Wong and Licinio contributed some of the earliest work on the role of cytokines and immune mediators in the brain, with implications for the underlying biology of major depressive disorder, and published scientific articles on the localisation of gene expression for interleukin 1 receptor antagonist, interleukin 1 receptor, type I (IL1R1), also known as CD121a (Cluster of Differentiation 121a), and inducible nitric oxide synthase (iNOS) in mammalian brain. They also showed that interleukin 1 receptor antagonist is an endogenous neuroprotective agent. They have shown that the central and peripheral cytokine compartments are integrated but differentially regulated. In collaboration with colleagues at Columbia University Licinio and his team showed that inflammation-mediated up-regulation of secretory sphingomyelin phosphodiesterase in vivo represents a possible link between inflammatory cytokines and atherogenesis. Licinio's line of research examining the effects of peripheral inflammation in brain, behaviour and metabolism is ongoing in their lab.

In a more recent and ongoing line of research, Licinio and collaborators are examining the effects of the human microbiota and the microbiome–gut–brain (MGB) axis in obesity with diabetes and on behaviors relevant to depression and schizophrenia, an emerging area which opens potentially novel avenues for the treatment of psychiatric disorders.
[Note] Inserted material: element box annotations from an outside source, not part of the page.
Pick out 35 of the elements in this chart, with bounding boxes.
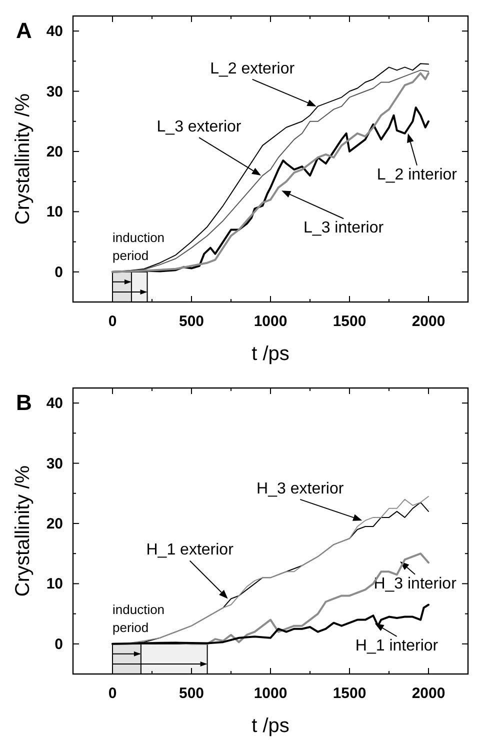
annotation: L_2 exterior <box>210 60 296 78</box>
y-tick-label: 40 <box>46 23 63 40</box>
band-label: induction period <box>112 602 165 635</box>
x-tick-label: 1000 <box>254 685 288 702</box>
y-tick-label: 0 <box>54 636 63 653</box>
annotation: L_3 interior <box>304 220 384 237</box>
x-tick-label: 2000 <box>412 685 446 702</box>
y-tick-label: 40 <box>46 395 63 412</box>
x-tick-label: 0 <box>108 313 117 330</box>
band-label: induction period <box>112 230 165 263</box>
x-tick-label: 1500 <box>332 313 366 330</box>
x-tick-label: 500 <box>178 313 204 330</box>
x-tick-label: 1000 <box>254 313 288 330</box>
x-axis-title: t /ps <box>252 715 290 737</box>
y-tick-label: 20 <box>46 515 63 532</box>
annotation: H_1 exterior <box>146 542 234 559</box>
annotation: L_3 exterior <box>156 118 242 136</box>
x-tick-label: 500 <box>178 685 204 702</box>
chart-title: A <box>16 18 32 43</box>
annotation: H_3 exterior <box>256 480 344 498</box>
annotation: L_2 interior <box>376 166 458 184</box>
y-tick-label: 30 <box>46 455 63 472</box>
x-axis-title: t /ps <box>252 343 290 365</box>
y-tick-label: 30 <box>46 83 63 100</box>
y-axis-title: Crystallinity /% <box>12 465 34 597</box>
x-tick-label: 0 <box>108 685 117 702</box>
y-axis-title: Crystallinity /% <box>12 93 34 225</box>
x-tick-label: 2000 <box>412 313 446 330</box>
y-tick-label: 0 <box>54 264 63 281</box>
annotation: H_1 interior <box>355 637 439 654</box>
y-tick-label: 10 <box>46 576 63 593</box>
x-tick-label: 1500 <box>332 685 366 702</box>
y-tick-label: 10 <box>46 204 63 221</box>
chart-title: B <box>16 390 32 415</box>
y-tick-label: 20 <box>46 143 63 160</box>
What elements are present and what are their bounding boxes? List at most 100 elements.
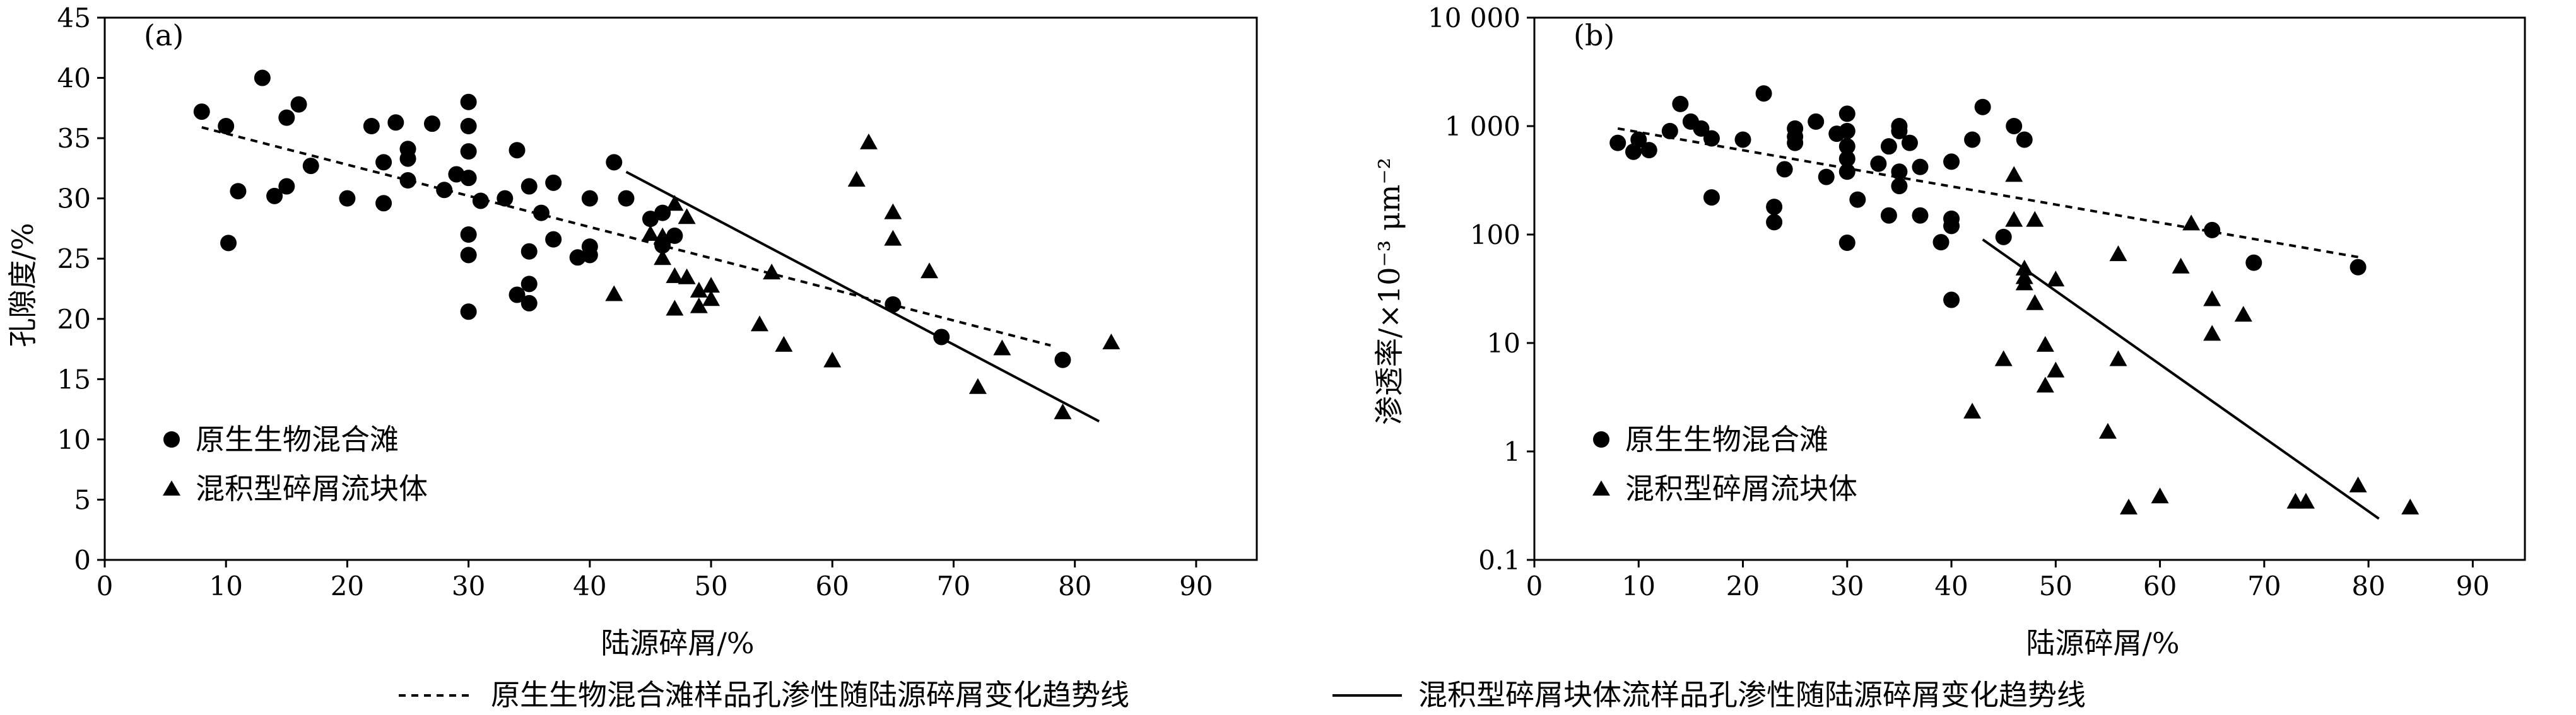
x-tick-label: 50 <box>694 571 727 602</box>
x-tick-label: 90 <box>1179 571 1213 602</box>
data-point-circle <box>520 178 538 195</box>
data-point-circle <box>1661 122 1678 139</box>
x-tick-label: 60 <box>2143 571 2177 602</box>
y-tick-label: 10 000 <box>1428 3 1520 33</box>
data-point-triangle <box>847 171 866 187</box>
data-point-circle <box>618 190 635 207</box>
data-point-circle <box>1912 158 1929 175</box>
data-point-circle <box>2204 221 2221 238</box>
solid-trendline-label: 混积型碎屑块体流样品孔渗性随陆源碎屑变化趋势线 <box>1418 678 2086 712</box>
bottom-trendline-legend: 原生生物混合滩样品孔渗性随陆源碎屑变化趋势线 混积型碎屑块体流样品孔渗性随陆源碎… <box>399 678 2086 712</box>
data-point-circle <box>1943 291 1960 308</box>
data-point-circle <box>230 183 247 200</box>
legend-circle-marker <box>163 431 180 448</box>
data-point-triangle <box>666 267 684 283</box>
data-point-circle <box>399 150 416 167</box>
panel-b-y-axis-label: 渗透率/×10⁻³ μm⁻² <box>1372 158 1406 425</box>
data-point-circle <box>885 296 902 313</box>
data-point-circle <box>1838 122 1856 139</box>
panel-b-x-axis-label: 陆源碎屑/% <box>2026 626 2179 660</box>
data-point-triangle <box>859 133 878 149</box>
panel-a-label: (a) <box>144 18 184 52</box>
data-point-triangle <box>2234 306 2252 322</box>
x-tick-label: 90 <box>2456 571 2490 602</box>
y-tick-label: 20 <box>57 304 91 335</box>
panel-a-axes: 0 10 20 30 40 50 60 70 80 90 0 5 10 15 20 25 30 35 40 45 <box>57 3 1258 602</box>
y-tick-label: 30 <box>57 183 91 214</box>
data-point-triangle <box>993 339 1011 356</box>
x-tick-label: 10 <box>209 571 242 602</box>
data-point-circle <box>387 114 404 131</box>
data-point-circle <box>1766 199 1783 216</box>
data-point-triangle <box>654 227 672 243</box>
data-point-circle <box>581 190 598 207</box>
data-point-circle <box>2245 254 2262 271</box>
x-tick-label: 0 <box>1526 571 1543 602</box>
data-point-circle <box>1776 161 1793 178</box>
x-tick-label: 80 <box>1058 571 1091 602</box>
data-point-circle <box>1838 163 1856 180</box>
data-point-circle <box>1808 113 1825 130</box>
data-point-circle <box>1693 120 1710 137</box>
data-point-triangle <box>2005 166 2023 182</box>
trendline-solid <box>1982 238 2380 520</box>
data-point-circle <box>1640 142 1657 159</box>
data-point-circle <box>1672 95 1689 112</box>
trendline-solid <box>625 170 1100 422</box>
data-point-circle <box>472 192 489 209</box>
x-tick-label: 10 <box>1622 571 1656 602</box>
data-point-circle <box>545 231 562 248</box>
data-point-circle <box>460 170 477 187</box>
data-point-circle <box>1891 163 1908 180</box>
plot-frame <box>103 16 1258 561</box>
data-point-circle <box>509 142 526 159</box>
data-point-circle <box>1734 131 1751 148</box>
x-tick-label: 70 <box>937 571 970 602</box>
data-point-triangle <box>1994 350 2013 366</box>
legend-label-biomixed-beach: 原生生物混合滩 <box>196 422 399 456</box>
data-point-circle <box>1609 134 1626 151</box>
data-point-circle <box>1849 191 1866 208</box>
data-point-circle <box>278 109 295 126</box>
legend-label-debris-flow-block: 混积型碎屑流块体 <box>196 472 428 506</box>
data-point-triangle <box>2026 294 2044 310</box>
data-point-triangle <box>823 351 842 368</box>
data-point-circle <box>278 178 295 195</box>
x-tick-label: 0 <box>97 571 114 602</box>
data-point-triangle <box>641 225 659 241</box>
panel-a-trendlines <box>201 125 1100 422</box>
x-tick-label: 40 <box>1934 571 1968 602</box>
data-point-circle <box>460 93 477 110</box>
data-point-circle <box>460 226 477 243</box>
y-tick-label: 45 <box>57 3 91 33</box>
x-tick-label: 40 <box>573 571 606 602</box>
data-point-circle <box>1838 150 1856 167</box>
panel-b-legend: 原生生物混合滩 混积型碎屑流块体 <box>1592 422 1857 506</box>
data-point-circle <box>1755 85 1772 102</box>
panel-a-x-axis-label: 陆源碎屑/% <box>601 626 754 660</box>
data-point-circle <box>460 143 477 160</box>
data-point-circle <box>339 190 356 207</box>
data-point-triangle <box>654 249 672 265</box>
data-point-triangle <box>2026 211 2044 227</box>
data-point-triangle <box>2047 270 2065 287</box>
data-point-circle <box>399 172 416 189</box>
data-point-circle <box>254 69 271 86</box>
data-point-circle <box>1838 105 1856 122</box>
panel-a-y-axis-label: 孔隙度/% <box>6 223 40 347</box>
data-point-triangle <box>2401 498 2420 514</box>
legend-label-debris-flow-block: 混积型碎屑流块体 <box>1625 472 1857 506</box>
data-point-circle <box>1054 351 1071 368</box>
data-point-circle <box>1818 168 1835 185</box>
data-point-triangle <box>690 297 708 313</box>
data-point-circle <box>1974 98 1991 115</box>
y-tick-label: 40 <box>57 63 91 94</box>
data-point-triangle <box>666 195 684 211</box>
data-point-circle <box>1932 234 1950 251</box>
panel-a-points <box>193 69 1120 419</box>
data-point-circle <box>460 118 477 134</box>
data-point-circle <box>423 115 440 132</box>
data-point-circle <box>1943 153 1960 170</box>
data-point-circle <box>1630 131 1647 148</box>
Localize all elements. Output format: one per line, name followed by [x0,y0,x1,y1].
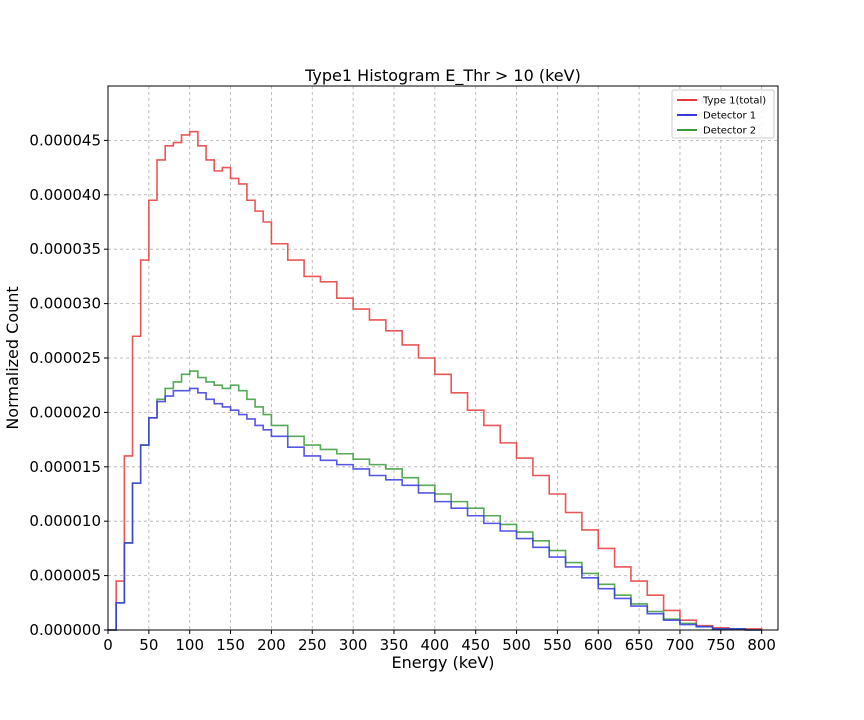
legend-box [671,89,775,139]
y-tick-label: 0.000000 [29,621,101,639]
legend-label: Detector 2 [703,126,756,137]
x-tick-label: 0 [103,636,113,654]
x-tick-label: 100 [175,636,204,654]
legend-label: Detector 1 [703,111,756,122]
x-tick-label: 200 [257,636,286,654]
x-tick-label: 300 [339,636,368,654]
y-tick-label: 0.000035 [29,240,101,258]
x-axis: 0 50 100 150 200 250 300 350 400 450 500 550 600 650 7… [103,630,776,654]
y-tick-label: 0.000010 [29,512,101,530]
y-tick-label: 0.000005 [29,567,101,585]
x-tick-label: 600 [584,636,613,654]
x-tick-label: 50 [139,636,158,654]
y-tick-label: 0.000040 [29,186,101,204]
x-tick-label: 800 [747,636,776,654]
y-tick-label: 0.000045 [29,131,101,149]
x-tick-label: 350 [380,636,409,654]
grid-lines [107,86,778,631]
x-tick-label: 150 [216,636,245,654]
x-tick-label: 500 [502,636,531,654]
y-tick-label: 0.000025 [29,349,101,367]
y-tick-label: 0.000020 [29,403,101,421]
x-tick-label: 700 [666,636,695,654]
x-tick-label: 750 [706,636,735,654]
chart-title: Type1 Histogram E_Thr > 10 (keV) [304,66,581,86]
y-tick-label: 0.000015 [29,458,101,476]
y-axis-title: Normalized Count [3,286,22,429]
series-line-1 [108,130,763,631]
x-tick-label: 400 [421,636,450,654]
legend: Type 1(total) Detector 1 Detector 2 [671,89,775,139]
x-tick-label: 550 [543,636,572,654]
x-axis-title: Energy (keV) [391,653,494,672]
plot-frame [107,85,779,631]
legend-label: Type 1(total) [702,96,766,107]
x-tick-label: 650 [625,636,654,654]
x-tick-label: 250 [298,636,327,654]
series-line-2 [108,387,762,631]
x-tick-label: 450 [461,636,490,654]
y-tick-label: 0.000030 [29,295,101,313]
y-axis: 0.000000 0.000005 0.000010 0.000015 0.000020… [29,131,108,639]
series-group [108,130,763,631]
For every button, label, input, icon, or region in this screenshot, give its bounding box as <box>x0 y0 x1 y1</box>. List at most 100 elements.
Licinio and Wong have recently published a paper on the effects of climate change on mental health, which Springer Nature highlighted as the leading article for their Sustainable Development Goal (SDG) 13: Climate Action.

== Public engagement ==
Licinio wrote four book reviews for Science, including a commentary on the current diagnostic system in psychiatry, the American Psychiatry Association (APA)'s "Diagnostic and Statistical Manual of Mental Disorders", Fifth Edition (DSM-5) and the controversial exhibit on Sigmund Freud at the US Library of Congress. Licinio writes a blog on science-related matters for the general public. In 2018-2019 Licinio was a member of the New York State Governor's Suicide Prevention Task Force, representing the State University of New York.

== Personal life ==
Licinio's wife, Ma-Li Wong, is also an expert on depression, pharmacogenomics and psychoneuroimmunology; they have worked together for over 25 years, and have co-authored over 200 papers, and co-edited two multi-authored books on pharmacogenomics and the biology of depression.